Was aber mitnichten auffiel, denn man hatte ohnehin nicht Ohren und Augen genug, um die anspruchsvollen Texte wirklich aufnehmen zu können und die Sänger auf der Bühne gebührend zu verfolgen. So die Sopranistin Friederike Kühl, zur Zeit an der Staatsoper Berlin engagiert in einem Händel-Oratorium: Sie begeistert nicht nur mit ihrer Stimme, sondern auch mit ihrem sich ständig wandelnden Gesichtsausdruck, von ihrer Klasse Erscheinung ganz abgesehen. So brillierte sie im “Wenn ich mir was wünschen dürfte-Klitschtango“ von Friedrich Hollaender, ebenso mit der „Kleptomanin“. Dennis Kuhfeld, mit einer stimmlichen Bandbreite vom Falselett bis runter zum Bariton, amüsierte mit der gestotterten Liebeserklärung „Ich hab´, ich bin, ich wär´“ das begeisterte Publikum, auch mit dem berühmten „Bilbao-Song“ von Kurt Weill/Bertolt Brecht.
Die Dritte im Bunde war die Altistin Franziska Hiller; mit ihrer erfrischenden Moderation führte sie nicht nur durch das umfangreiche Programm von 17 Liedern, viele darunter von Friederich Hollaender, die für eine Erinnerung an die früheren Zeiten stehen und die man auch von Hildegard Knef oder Tim Fischer kennt. Bei „So oder so ist das Leben“ denkt man automatisch an die eigene Vita, Franziska Hiller begeisterte mit dem Lied „My Ship“ von Kurt Weill in bester Broadway-Qualität, und dem Ohrwurm „Ein Lied geht um die Welt“. Köstlich der „Stoßseufzer einer Dame in bewegter Nacht“, womit allerdings nur die ungeliebte Nähe zum schnarchenden und sich wälzenden Mann gemeint ist.
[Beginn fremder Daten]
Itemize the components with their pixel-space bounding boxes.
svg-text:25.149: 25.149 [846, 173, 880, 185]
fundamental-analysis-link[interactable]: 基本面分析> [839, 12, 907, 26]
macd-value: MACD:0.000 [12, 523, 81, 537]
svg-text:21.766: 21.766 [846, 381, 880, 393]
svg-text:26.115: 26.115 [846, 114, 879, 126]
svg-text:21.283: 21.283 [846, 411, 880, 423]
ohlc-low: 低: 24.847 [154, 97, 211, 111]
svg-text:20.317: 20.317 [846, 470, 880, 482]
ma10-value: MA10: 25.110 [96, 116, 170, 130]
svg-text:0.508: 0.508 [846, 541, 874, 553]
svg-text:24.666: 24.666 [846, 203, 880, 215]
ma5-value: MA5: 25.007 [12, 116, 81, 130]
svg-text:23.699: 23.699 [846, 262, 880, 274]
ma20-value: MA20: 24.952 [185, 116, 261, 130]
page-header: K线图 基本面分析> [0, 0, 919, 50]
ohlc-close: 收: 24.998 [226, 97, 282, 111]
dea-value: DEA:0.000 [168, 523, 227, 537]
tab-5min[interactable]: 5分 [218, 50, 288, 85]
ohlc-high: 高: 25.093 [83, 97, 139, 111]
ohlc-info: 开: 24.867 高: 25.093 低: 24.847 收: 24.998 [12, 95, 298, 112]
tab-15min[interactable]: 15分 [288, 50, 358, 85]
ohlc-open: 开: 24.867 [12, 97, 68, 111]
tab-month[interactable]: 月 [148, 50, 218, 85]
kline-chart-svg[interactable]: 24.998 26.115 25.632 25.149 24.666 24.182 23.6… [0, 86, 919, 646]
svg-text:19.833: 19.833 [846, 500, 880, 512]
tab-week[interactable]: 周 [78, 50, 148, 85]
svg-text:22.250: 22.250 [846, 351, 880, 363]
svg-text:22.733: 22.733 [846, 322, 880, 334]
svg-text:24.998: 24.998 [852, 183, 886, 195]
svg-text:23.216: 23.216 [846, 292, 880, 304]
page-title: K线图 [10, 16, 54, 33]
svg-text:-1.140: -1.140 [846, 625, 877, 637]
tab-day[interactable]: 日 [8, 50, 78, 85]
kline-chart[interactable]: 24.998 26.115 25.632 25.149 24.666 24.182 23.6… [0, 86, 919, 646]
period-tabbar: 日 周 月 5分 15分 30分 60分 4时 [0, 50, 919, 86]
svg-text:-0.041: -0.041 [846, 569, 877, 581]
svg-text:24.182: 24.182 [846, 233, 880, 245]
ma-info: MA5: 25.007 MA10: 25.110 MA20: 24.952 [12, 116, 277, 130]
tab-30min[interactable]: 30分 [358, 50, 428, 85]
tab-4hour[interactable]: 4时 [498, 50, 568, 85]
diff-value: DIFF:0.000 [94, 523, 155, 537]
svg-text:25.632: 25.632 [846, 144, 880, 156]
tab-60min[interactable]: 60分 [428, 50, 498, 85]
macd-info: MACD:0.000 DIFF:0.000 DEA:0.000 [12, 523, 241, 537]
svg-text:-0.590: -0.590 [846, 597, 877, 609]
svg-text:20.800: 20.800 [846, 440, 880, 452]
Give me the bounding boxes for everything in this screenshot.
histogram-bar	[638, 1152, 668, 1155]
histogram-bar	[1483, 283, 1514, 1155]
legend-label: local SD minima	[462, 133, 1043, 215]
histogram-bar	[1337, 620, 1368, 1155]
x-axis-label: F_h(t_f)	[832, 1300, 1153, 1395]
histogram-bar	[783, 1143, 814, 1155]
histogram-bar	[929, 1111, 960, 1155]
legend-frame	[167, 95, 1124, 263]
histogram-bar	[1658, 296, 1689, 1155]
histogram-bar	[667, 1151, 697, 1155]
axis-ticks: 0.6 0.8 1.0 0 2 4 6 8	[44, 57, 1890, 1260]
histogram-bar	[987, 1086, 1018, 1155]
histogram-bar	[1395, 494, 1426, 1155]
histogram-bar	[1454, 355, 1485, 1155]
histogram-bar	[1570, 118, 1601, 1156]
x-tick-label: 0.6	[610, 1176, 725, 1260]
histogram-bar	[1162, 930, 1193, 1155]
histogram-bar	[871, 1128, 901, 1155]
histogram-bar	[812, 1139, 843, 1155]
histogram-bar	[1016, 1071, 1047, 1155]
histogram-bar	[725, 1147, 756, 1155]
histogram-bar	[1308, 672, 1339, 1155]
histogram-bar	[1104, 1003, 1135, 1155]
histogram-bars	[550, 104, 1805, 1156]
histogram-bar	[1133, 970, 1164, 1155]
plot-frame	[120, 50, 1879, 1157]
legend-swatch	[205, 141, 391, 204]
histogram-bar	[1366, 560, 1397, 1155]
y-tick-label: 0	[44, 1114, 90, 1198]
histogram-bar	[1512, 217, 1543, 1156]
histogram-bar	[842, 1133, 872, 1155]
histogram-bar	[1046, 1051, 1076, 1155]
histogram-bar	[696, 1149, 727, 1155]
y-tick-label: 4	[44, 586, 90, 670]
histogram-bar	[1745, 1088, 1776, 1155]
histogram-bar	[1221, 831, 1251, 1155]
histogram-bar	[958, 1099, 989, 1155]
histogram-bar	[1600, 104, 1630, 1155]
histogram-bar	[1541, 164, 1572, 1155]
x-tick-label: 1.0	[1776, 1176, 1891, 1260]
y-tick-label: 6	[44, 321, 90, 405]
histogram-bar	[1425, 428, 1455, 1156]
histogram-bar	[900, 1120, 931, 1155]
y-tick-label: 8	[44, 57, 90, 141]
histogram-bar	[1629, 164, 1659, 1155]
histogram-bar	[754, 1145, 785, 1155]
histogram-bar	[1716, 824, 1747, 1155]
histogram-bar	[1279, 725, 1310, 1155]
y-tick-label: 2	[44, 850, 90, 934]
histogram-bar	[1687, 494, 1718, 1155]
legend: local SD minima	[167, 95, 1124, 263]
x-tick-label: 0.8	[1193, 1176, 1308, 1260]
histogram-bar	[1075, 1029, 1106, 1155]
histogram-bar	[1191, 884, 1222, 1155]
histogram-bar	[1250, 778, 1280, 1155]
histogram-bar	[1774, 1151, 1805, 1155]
Und wunderbar das Trio zusammen mit „Ich bin von Kopf bis Fuß auf Liebe eingestellt“, zu Dritt singend eng verknotet. Der Begleiter Ilan Bendahan Bitton, ausgebildeter Konzertpianist, begleitete sensibel und mit furioser Technik, ihn hätte man gerne auch in einem Solostück erlebt.